Jacob (John Schneider) finds it hard to let his daughter go
in "October Baby".
While it is a well meaning film that certainly doesn't excuse its faults. "October Baby" in possibly more experienced and more talented hands could have been a heavy handed drama that dealt with a subject ripe with political and personal effects that has just as many shades of perception as the Bible does. What we have here though is a piece written and directed by first time feature directors the Erwin brothers. the film looks beautiful but depends too heavily on its standard soundtrack to move along scenes with montages in between dialogue heavy moments. The film is essentially a series of discussions strung together by beautiful shots of the beach and sunsets and skies and our lead characters hair blowing in the wind as she hangs her head out the window. It is all very liberating I'm sure, but the technique grows old after the first two times we see it in the first twenty minutes.  There are a few moments here and there that really hit you in the gut and that is when things get real. The moment Hannah sits down and confronts the nurse that took her birth mother to the hospital the day she went into labor is shockingly blunt compared to the rest of the film. Jasmine Guy as nurse Mary relays horrifying details about the process of some abortion operations and in that moment the audience is shook into realizing the severity of the issue these filmmakers have decided to tackle. If only this tone was more consistent throughout this could have possibly been billed as something more.

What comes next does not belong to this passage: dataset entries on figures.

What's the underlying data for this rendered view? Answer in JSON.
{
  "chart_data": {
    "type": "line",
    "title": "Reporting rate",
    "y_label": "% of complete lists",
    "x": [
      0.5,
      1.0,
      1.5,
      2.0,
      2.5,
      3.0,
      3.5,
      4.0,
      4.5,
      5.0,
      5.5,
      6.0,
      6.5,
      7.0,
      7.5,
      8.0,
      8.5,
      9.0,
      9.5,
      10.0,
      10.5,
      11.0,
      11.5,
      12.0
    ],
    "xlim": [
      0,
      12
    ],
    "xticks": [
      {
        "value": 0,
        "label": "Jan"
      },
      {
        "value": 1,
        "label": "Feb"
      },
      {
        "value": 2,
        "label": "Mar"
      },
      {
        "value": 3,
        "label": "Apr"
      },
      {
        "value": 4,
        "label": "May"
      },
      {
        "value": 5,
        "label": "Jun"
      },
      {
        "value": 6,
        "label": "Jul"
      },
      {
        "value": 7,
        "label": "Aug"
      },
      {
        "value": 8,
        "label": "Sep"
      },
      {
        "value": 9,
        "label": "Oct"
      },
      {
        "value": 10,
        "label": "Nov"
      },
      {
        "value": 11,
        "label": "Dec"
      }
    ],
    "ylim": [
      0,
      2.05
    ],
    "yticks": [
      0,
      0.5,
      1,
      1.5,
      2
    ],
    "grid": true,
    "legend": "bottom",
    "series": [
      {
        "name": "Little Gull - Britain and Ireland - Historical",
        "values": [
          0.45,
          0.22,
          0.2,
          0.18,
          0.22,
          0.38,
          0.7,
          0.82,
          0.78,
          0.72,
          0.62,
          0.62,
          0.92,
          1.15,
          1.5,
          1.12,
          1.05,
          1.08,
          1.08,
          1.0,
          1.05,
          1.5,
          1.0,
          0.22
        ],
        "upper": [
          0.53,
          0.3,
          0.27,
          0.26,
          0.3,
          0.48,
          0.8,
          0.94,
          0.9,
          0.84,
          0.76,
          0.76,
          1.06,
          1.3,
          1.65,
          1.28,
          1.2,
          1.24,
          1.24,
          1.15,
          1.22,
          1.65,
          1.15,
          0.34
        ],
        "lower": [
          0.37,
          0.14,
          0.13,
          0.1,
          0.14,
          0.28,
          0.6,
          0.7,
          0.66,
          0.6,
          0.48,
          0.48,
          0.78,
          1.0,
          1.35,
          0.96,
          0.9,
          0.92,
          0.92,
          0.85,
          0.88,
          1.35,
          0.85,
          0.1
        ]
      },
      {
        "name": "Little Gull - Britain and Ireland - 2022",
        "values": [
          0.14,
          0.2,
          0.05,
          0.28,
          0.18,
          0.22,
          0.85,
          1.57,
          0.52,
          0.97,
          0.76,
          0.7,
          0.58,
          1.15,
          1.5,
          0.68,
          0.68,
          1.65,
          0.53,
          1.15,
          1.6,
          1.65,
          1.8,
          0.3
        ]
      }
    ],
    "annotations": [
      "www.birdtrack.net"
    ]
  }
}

Jason (Jason Burkey) and Hannah (Rachel Hendrix) enjoy
one of many nice moments on the beach.
The worst thing that can be said about the film though is that at certain points it dips so far into melodrama that it feels you just paid to watch a Lifetime movie. The acting isn't nearly as cheesy here as I would have expected, lead Hendrix is more than capable and is able to convey some of the cornier dialogue with the strongest amount of sincerity while her on screen love interest Jason as played by Jason Burkey doesn't fare as well. The supporting cast, the most notable being Schneider, do a fine enough job of lending some credibility to the younger cast while the comic relief of the film is unnecessary and is trying way too hard. I can appreciate what the makers are trying to do here and I can certainly understand why they would feel the need to paint a portrait of what this can really do to effect the life of someone who had no say in such a determining decision. Some will criticize the film for trying to brainwash its audience into thinking one way or another about the topic of abortion, but I am not here to tell you what you should think and neither is "October Baby". It is simply there to give an example of one person's take on the matter and hopefully shed light on why they think the way they do. The point certainly could have been made in a more effective way, but I won't fault anyone for trying. I will only complain that it certainly could have been better.